Search for interaction partners

Use https://www.ebi.ac.uk/complexportal to find interaction partners of given UniProt accession.

protein-quest search interaction-partners Q05471 interaction-partners-of-Q05471.txt

The interaction-partners-of-Q05471.txt file contains uniprot accessions (one per line).

Search for complexes

Given Uniprot accessions search for macromolecular complexes at https://www.ebi.ac.uk/complexportal and return the complex entries and their members.
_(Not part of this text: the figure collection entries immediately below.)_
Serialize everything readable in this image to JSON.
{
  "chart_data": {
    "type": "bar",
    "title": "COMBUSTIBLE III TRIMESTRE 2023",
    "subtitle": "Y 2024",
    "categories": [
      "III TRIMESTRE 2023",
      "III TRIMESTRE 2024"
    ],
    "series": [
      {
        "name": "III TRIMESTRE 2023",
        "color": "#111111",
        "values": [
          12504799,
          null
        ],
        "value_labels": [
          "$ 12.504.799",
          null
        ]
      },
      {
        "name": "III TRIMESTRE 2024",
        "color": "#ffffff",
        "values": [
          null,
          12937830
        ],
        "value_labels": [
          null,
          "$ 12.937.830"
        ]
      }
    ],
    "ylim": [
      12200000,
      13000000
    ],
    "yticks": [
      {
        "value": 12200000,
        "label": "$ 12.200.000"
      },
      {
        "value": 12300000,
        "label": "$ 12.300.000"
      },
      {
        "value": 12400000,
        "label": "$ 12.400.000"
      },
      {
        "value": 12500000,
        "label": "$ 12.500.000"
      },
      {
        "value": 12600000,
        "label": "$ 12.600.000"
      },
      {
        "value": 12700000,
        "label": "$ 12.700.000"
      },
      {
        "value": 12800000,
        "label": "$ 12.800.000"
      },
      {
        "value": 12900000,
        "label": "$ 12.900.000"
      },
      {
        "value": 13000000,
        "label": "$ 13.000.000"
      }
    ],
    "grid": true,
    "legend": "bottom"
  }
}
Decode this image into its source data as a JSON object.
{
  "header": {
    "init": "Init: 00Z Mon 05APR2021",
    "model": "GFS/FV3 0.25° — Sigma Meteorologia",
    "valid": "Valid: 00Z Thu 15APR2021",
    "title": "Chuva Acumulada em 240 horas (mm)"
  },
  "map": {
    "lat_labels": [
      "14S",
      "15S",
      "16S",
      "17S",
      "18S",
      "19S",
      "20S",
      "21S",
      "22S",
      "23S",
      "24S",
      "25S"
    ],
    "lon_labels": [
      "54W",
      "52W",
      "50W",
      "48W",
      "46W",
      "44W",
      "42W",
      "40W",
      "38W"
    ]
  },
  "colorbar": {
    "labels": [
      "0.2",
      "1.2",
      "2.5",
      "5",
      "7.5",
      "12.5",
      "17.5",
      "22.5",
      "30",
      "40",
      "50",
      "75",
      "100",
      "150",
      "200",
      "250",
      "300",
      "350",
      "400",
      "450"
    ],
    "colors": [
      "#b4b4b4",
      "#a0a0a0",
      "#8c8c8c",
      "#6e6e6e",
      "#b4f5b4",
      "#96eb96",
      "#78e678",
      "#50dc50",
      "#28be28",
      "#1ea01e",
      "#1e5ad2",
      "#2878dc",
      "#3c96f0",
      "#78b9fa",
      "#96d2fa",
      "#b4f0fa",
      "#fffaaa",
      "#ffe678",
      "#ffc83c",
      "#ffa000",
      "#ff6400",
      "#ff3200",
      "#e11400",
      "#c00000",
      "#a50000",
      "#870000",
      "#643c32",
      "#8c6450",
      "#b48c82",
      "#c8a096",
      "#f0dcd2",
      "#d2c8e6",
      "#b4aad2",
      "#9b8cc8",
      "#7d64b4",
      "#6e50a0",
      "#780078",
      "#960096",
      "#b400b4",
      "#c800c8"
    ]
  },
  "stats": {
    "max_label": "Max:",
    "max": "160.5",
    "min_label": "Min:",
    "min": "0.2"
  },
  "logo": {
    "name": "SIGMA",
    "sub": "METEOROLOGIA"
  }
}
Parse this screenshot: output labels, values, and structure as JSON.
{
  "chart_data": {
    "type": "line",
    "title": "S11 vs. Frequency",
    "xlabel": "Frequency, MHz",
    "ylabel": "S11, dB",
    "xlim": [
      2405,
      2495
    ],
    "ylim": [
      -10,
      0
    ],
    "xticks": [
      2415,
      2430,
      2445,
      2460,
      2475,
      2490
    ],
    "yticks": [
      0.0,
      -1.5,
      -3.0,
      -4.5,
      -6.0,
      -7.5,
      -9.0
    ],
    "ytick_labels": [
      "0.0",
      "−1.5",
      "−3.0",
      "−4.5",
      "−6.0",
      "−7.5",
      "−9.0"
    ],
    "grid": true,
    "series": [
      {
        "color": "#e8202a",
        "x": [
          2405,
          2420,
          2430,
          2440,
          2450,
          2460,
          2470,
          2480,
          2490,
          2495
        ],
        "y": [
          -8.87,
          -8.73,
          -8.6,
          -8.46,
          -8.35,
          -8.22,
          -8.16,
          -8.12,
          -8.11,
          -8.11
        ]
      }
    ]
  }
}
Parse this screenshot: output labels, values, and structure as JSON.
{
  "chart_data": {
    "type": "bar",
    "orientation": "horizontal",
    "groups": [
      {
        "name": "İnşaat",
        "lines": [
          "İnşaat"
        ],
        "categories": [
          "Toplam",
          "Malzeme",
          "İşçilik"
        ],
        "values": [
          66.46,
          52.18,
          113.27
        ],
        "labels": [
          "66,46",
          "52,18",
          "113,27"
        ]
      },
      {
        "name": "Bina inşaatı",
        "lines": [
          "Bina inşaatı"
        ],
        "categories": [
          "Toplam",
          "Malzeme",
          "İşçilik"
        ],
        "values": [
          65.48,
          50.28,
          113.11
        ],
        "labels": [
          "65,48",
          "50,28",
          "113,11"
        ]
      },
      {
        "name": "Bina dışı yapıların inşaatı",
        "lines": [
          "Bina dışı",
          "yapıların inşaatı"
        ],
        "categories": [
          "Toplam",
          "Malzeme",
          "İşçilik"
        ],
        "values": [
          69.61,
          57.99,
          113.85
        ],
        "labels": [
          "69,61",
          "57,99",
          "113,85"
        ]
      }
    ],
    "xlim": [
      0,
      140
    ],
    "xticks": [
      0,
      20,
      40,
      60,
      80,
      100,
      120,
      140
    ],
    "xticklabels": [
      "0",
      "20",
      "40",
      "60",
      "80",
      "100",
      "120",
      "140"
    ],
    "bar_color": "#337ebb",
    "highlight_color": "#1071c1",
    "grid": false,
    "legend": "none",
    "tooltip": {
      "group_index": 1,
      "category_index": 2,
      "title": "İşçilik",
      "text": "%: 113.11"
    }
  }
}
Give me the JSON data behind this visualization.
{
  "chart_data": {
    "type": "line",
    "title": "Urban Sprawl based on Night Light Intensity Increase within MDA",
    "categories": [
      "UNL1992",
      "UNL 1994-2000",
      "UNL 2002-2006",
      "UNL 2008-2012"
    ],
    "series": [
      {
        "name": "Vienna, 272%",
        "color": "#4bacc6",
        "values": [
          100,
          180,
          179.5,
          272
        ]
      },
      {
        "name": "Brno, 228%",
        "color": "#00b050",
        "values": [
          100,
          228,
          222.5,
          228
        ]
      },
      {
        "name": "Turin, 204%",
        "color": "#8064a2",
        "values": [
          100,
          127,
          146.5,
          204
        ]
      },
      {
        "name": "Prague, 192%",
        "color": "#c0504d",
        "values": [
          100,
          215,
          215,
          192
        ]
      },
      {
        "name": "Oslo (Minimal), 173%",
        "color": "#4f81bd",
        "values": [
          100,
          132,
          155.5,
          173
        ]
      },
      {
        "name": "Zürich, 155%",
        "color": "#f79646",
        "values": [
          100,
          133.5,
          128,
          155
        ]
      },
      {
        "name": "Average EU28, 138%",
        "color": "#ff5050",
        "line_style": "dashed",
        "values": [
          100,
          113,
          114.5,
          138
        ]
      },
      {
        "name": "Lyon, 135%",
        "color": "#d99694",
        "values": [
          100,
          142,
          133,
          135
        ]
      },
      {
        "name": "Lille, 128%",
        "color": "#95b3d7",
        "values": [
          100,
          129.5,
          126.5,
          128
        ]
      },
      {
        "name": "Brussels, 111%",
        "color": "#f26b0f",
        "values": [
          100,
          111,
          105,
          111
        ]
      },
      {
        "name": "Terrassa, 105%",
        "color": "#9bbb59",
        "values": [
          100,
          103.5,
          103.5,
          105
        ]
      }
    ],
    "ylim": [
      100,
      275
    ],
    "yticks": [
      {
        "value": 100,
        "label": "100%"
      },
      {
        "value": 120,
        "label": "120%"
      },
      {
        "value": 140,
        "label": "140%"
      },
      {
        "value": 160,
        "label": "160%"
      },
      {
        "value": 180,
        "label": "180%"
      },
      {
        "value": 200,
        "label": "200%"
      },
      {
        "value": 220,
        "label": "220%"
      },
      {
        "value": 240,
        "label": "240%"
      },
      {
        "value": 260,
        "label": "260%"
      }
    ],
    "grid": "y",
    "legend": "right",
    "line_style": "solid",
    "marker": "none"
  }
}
echo Q05471 | protein-quest search complexes - complexes.csv

The complexes.csv looks like

query_protein,complex_id,complex_url,complex_title,members
Q05471,CPX-2122,https://www.ebi.ac.uk/complexportal/complex/CPX-2122,Swr1 chromatin remodelling complex,P31376;P35817;P38326;P53201;P53930;P60010;P80428;Q03388;Q03433;Q03940;Q05471;Q06707;Q12464;Q12509

Convert structure files to .cif format

Some tools (for example powerfit) only work with .cif files and not *.cif.gz or *.bcif files.

protein-quest convert --output-dir ./filtered-cif ./filtered-ss

Model Context Protocol (MCP) server

Protein quest can also help LLMs like Claude Sonnet 4 by providing a set of tools for protein structures.

Protein Quest MCP workflow

To run mcp server you have to install the mcp extra with:

pip install protein-quest[mcp]

The server can be started with:

protein-quest mcp

The mcp server contains an prompt template to search/retrieve/filter candidate structures.

Contributing

For development information and contribution guidelines, please see CONTRIBUTING.md.